New York Fashion Week: Morphine Generation
Erik Hart is never at a loss for inspiration, and his Autumn/Winter 2007 collection is no exception. Hart showed his latest collection for the first time in New York on Feb. 2 at the People’s Revolution Fashion Week Space in the Altman Building. The collection has grown from hip, embroidered rock ’n’ roll T-shirts sold in Los Angeles boutiques just 3 1/2 years ago to a grown-up, sophisticated collection with serious themes.
In shades of black, champagne, nude, gray, smoky white and olive, the collection takes cues from the visual arts, fashion, music and philosophy of a Slovenian art collective and from the dress codes of secret societies.
Hart created his own secret society named Socieacute;teacute; MG 1979 to illustrate the theme. “I imagined in a secret society people who identify other people in the society by the way they dressed with subtle details and concepts, such as a button,” said the designer. Masonic culture and the music of Alan Vega also inspired the collection, which Hart says is for the customer who challenges convention—dreamers, artists and free thinkers.

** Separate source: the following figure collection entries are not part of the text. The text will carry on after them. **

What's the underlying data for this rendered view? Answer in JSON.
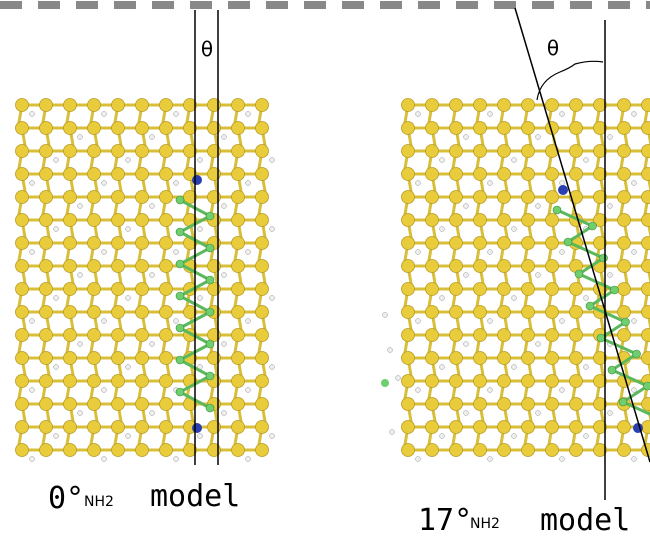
{
  "panels": [
    {
      "theta": "θ",
      "angle": "0°",
      "subscript": "NH2",
      "label": "model"
    },
    {
      "theta": "θ",
      "angle": "17°",
      "subscript": "NH2",
      "label": "model"
    }
  ]
}
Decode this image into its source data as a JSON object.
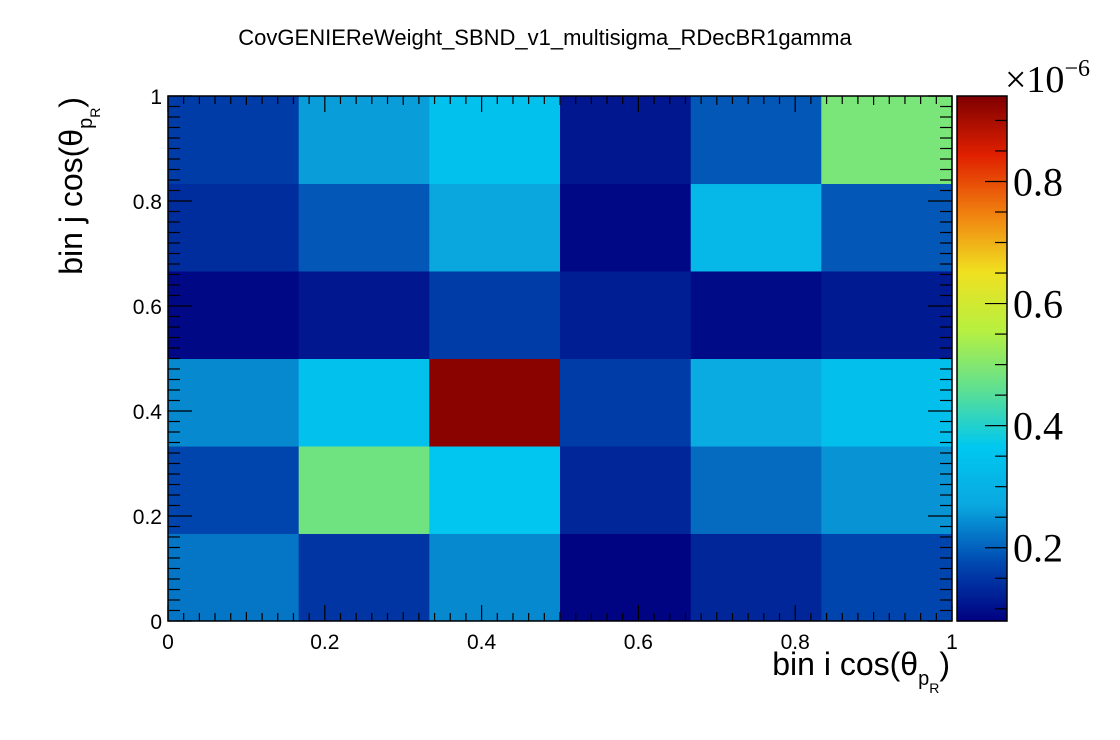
{
  "chart_data": {
    "type": "heatmap",
    "title": "CovGENIEReWeight_SBND_v1_multisigma_RDecBR1gamma",
    "xlabel": {
      "prefix": "bin i cos(θ",
      "sub": "p",
      "subsub": "R",
      "suffix": ")"
    },
    "ylabel": {
      "prefix": "bin j cos(θ",
      "sub": "p",
      "subsub": "R",
      "suffix": ")"
    },
    "xlim": [
      0,
      1
    ],
    "ylim": [
      0,
      1
    ],
    "x_ticks": [
      "0",
      "0.2",
      "0.4",
      "0.6",
      "0.8",
      "1"
    ],
    "y_ticks": [
      "0",
      "0.2",
      "0.4",
      "0.6",
      "0.8",
      "1"
    ],
    "x_bin_edges": [
      0,
      0.1667,
      0.3333,
      0.5,
      0.6667,
      0.8333,
      1
    ],
    "y_bin_edges": [
      0,
      0.1667,
      0.3333,
      0.5,
      0.6667,
      0.8333,
      1
    ],
    "values_rows_bottom_to_top": [
      [
        0.22,
        0.15,
        0.24,
        0.085,
        0.13,
        0.17
      ],
      [
        0.17,
        0.48,
        0.36,
        0.13,
        0.21,
        0.25
      ],
      [
        0.24,
        0.35,
        0.93,
        0.16,
        0.28,
        0.34
      ],
      [
        0.09,
        0.11,
        0.16,
        0.12,
        0.095,
        0.115
      ],
      [
        0.14,
        0.19,
        0.27,
        0.09,
        0.32,
        0.19
      ],
      [
        0.16,
        0.26,
        0.35,
        0.11,
        0.19,
        0.49
      ]
    ],
    "zlim": [
      0.08,
      0.94
    ],
    "value_multiplier_label": "×10",
    "value_multiplier_exponent": "−6",
    "colorbar_ticks": [
      {
        "value": 0.2,
        "label": "0.2"
      },
      {
        "value": 0.4,
        "label": "0.4"
      },
      {
        "value": 0.6,
        "label": "0.6"
      },
      {
        "value": 0.8,
        "label": "0.8"
      }
    ],
    "colormap": [
      "#000080",
      "#0048b0",
      "#0aa8e0",
      "#00c8f0",
      "#60e090",
      "#b8f040",
      "#f0e020",
      "#f08010",
      "#e02000",
      "#800000"
    ]
  }
}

Each season, Hart challenges himself with a new skill, and this season he added Saville Row tailoring to his repertoire. He used silk to bind seams and covered antique brass buttons with silk chiffon for a masking effect. His menswear looks speak to the artistic intellectual. He paired a chunky cardigan with dark denim jeans and classic menswear shoes and layered a graphic tee under a military-inspired coat with lightly frayed edges and a bow tie draped subtly around the neck. The effect is rebellious, yet intellectual and polished.

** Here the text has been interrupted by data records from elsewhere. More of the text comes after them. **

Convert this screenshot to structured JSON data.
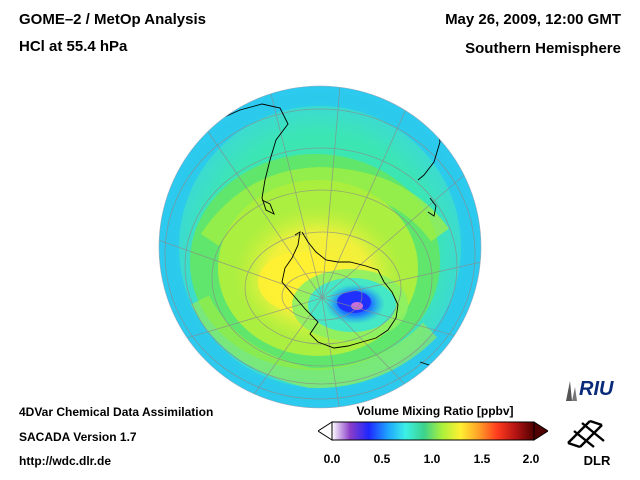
{
  "header": {
    "title_line1": "GOME–2 / MetOp Analysis",
    "title_line2": "HCl at 55.4 hPa",
    "date": "May 26, 2009, 12:00 GMT",
    "hemisphere": "Southern Hemisphere"
  },
  "footer": {
    "line1": "4DVar Chemical Data Assimilation",
    "line2": "SACADA Version 1.7",
    "line3": "http://wdc.dlr.de"
  },
  "colorbar": {
    "title": "Volume Mixing Ratio [ppbv]",
    "min": 0.0,
    "max": 2.0,
    "ticks": [
      "0.0",
      "0.5",
      "1.0",
      "1.5",
      "2.0"
    ],
    "colors": [
      "#ffffff",
      "#8a3cc8",
      "#1e28ff",
      "#1ea0ff",
      "#3cf0e6",
      "#3cd28c",
      "#aaf03c",
      "#fff032",
      "#ffa028",
      "#ff3c1e",
      "#b41414",
      "#500000"
    ]
  },
  "logos": {
    "riu": "RIU",
    "dlr": "DLR"
  }
}
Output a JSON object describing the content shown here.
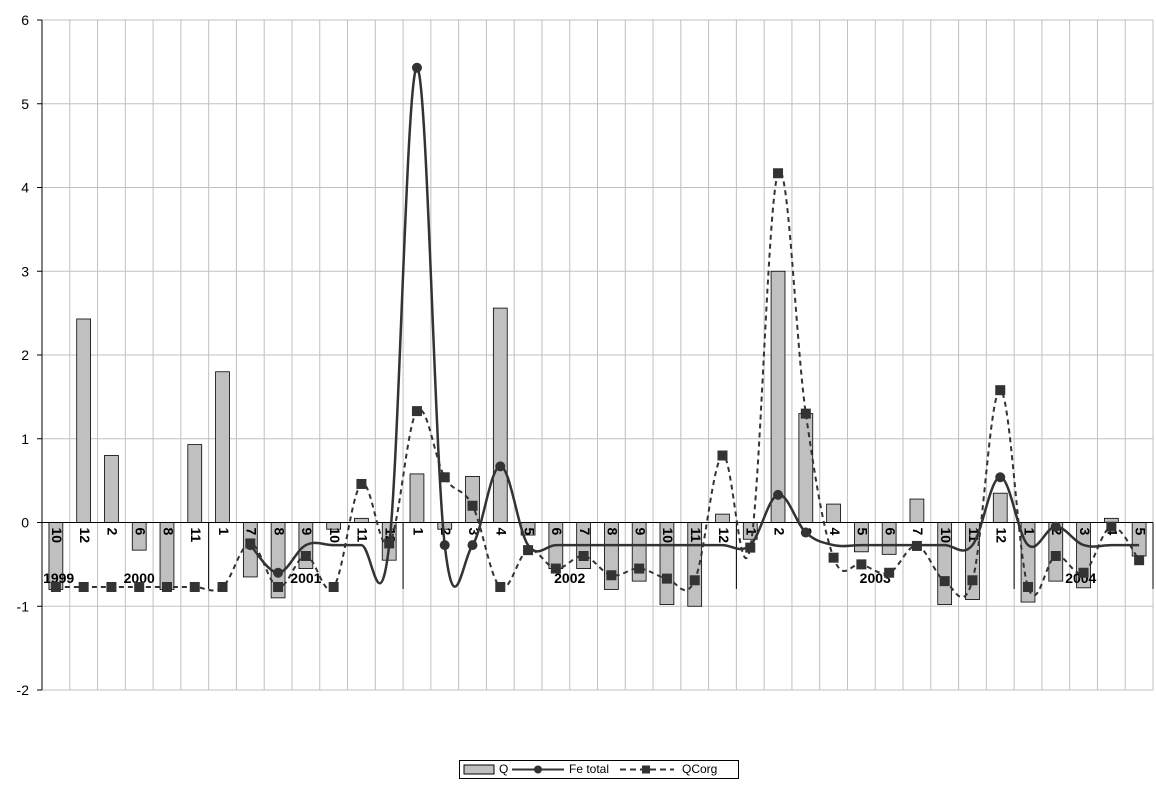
{
  "chart_data": {
    "type": "bar",
    "ylim": [
      -2,
      6
    ],
    "yticks": [
      "-2",
      "-1",
      "0",
      "1",
      "2",
      "3",
      "4",
      "5",
      "6"
    ],
    "grid": true,
    "legend_position": "bottom-center",
    "categories": [
      "10",
      "12",
      "2",
      "6",
      "8",
      "11",
      "1",
      "7",
      "8",
      "9",
      "10",
      "11",
      "12",
      "1",
      "2",
      "3",
      "4",
      "5",
      "6",
      "7",
      "8",
      "9",
      "10",
      "11",
      "12",
      "1",
      "2",
      "3",
      "4",
      "5",
      "6",
      "7",
      "10",
      "11",
      "12",
      "1",
      "2",
      "3",
      "4",
      "5"
    ],
    "year_labels": [
      "1999",
      "2000",
      "2001",
      "2002",
      "2003",
      "2004"
    ],
    "series": [
      {
        "name": "Q",
        "type": "bar",
        "values": [
          -0.8,
          2.43,
          0.8,
          -0.33,
          -0.8,
          0.93,
          1.8,
          -0.65,
          -0.9,
          -0.55,
          -0.08,
          0.05,
          -0.45,
          0.58,
          -0.08,
          0.55,
          2.56,
          -0.15,
          -0.55,
          -0.55,
          -0.8,
          -0.7,
          -0.98,
          -1.0,
          0.1,
          -0.2,
          3.0,
          1.3,
          0.22,
          -0.35,
          -0.38,
          0.28,
          -0.98,
          -0.92,
          0.35,
          -0.95,
          -0.7,
          -0.78,
          0.05,
          -0.4
        ]
      },
      {
        "name": "Fe total",
        "type": "line",
        "values": [
          null,
          null,
          null,
          null,
          null,
          null,
          null,
          -0.27,
          -0.6,
          -0.27,
          -0.27,
          -0.27,
          -0.27,
          5.43,
          -0.27,
          -0.27,
          0.67,
          -0.27,
          -0.27,
          -0.27,
          -0.27,
          -0.27,
          -0.27,
          -0.27,
          -0.27,
          -0.27,
          0.33,
          -0.12,
          -0.27,
          -0.27,
          -0.27,
          -0.27,
          -0.27,
          -0.27,
          0.54,
          -0.27,
          -0.05,
          -0.27,
          -0.27,
          -0.27
        ]
      },
      {
        "name": "QCorg",
        "type": "line",
        "values": [
          -0.77,
          -0.77,
          -0.77,
          -0.77,
          -0.77,
          -0.77,
          -0.77,
          -0.25,
          -0.77,
          -0.4,
          -0.77,
          0.46,
          -0.25,
          1.33,
          0.54,
          0.2,
          -0.77,
          -0.33,
          -0.55,
          -0.4,
          -0.63,
          -0.55,
          -0.67,
          -0.69,
          0.8,
          -0.3,
          4.17,
          1.3,
          -0.42,
          -0.5,
          -0.6,
          -0.28,
          -0.7,
          -0.69,
          1.58,
          -0.77,
          -0.4,
          -0.6,
          -0.05,
          -0.45
        ]
      }
    ]
  },
  "colors": {
    "bar_fill": "#c0c0c0",
    "line": "#333333",
    "grid": "#c0c0c0",
    "axis": "#000000"
  },
  "legend": {
    "q_label": "Q",
    "fe_label": "Fe total",
    "qcorg_label": "QCorg"
  }
}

Hart continued to experiment with androgynous themes for his women’s collection by pairing menswear-inspired button-down shirts with high-waist overalls and T-shirts with elegant oversize trouser looks inspired by German actress Marlene Dietrich.
Other women’s styles included dresses such as a draped silk/cashmere sheath wrapped with a black PVC belt and a champagne wool sweater dress with images of a blurred Lord Byron. Fabrications—such as the lustrous black on a waxcoated knit tank and linen shorts worn with a gabardine jacket and a sleek, perfectly tailored cotton sateen suit—mimic the dark, mysterious look of black metal.